The method they employed is this: A tiny piece of genetic code is inserted by means of a nanoparticle with slight negative charge, so that it is attracted to cells known as dendritic immune cells which form part of the body’s lymphatic system, located in the bone marrow, spleen and lymph nodes.

These cells are responsible for locating foreign cells in the body, processing antigens (any substance that is likely to invoke an immune response) and presenting rogue cells to T lymphocytes or killer T cells, which then destroy such cells. Cancer cells often evade this mechanism as they look very similar to normal cells.

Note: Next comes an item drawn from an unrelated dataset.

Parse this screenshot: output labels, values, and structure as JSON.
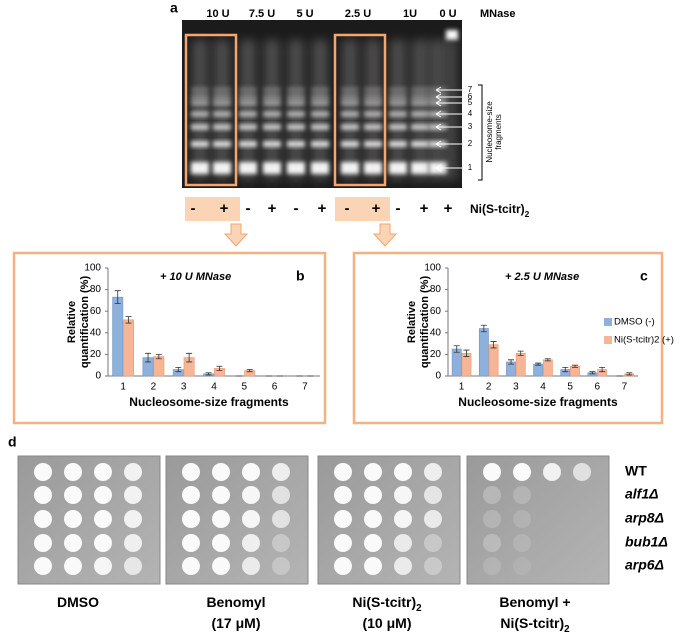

The piece of code results in the creation of an antigen, a cancer molecule that provides a prototype, a biological photograph as it were, to immune cells on the hunt. Thus, it harnesses the human body’s natural anti-virus defence system, a treatment mechanism known as immunotherapy.

The researchers successfully demonstrated a strong response from the T cells against the tumour.

Scientists have previously engineered immune cells to recognise cancer cells outside the body, but this is the first time they have proved that it can happen inside cells.

These results have been drawn from experimentation on mice and a clinical trial involving three skin cancer patients, who could tolerate the treatment.

The genetic code to be inserted would be crafted by studying the genetic profile of the tumour in question. It can be programmed for any type of cancer, and scientists could develop a custom vaccine which would not only fight the disease but perhaps also prevent its return

“The vaccines are fast and inexpensive to produce, and virtually any tumour antigen can be encoded by RNA. The approach introduced here may be regarded as a universally applicable novel vaccine class for cancer immunotherapy.”  the lead author of the study Professor Ugur Sahin was quoted as saying in the Telegraph. He is the managing director of Translational Oncology at the University Medical Centre of the Johannes Gutenberg University, Mainz, Germany.

Dr Aine McCarthy, a senior science information officer at Cancer Research UK, while accepting that this research paved the way for a new type of treatment vaccine for melanoma patients, cautioned that larger clinical trials were needed to confirm these results, and to find out whether it works for other types of cancer.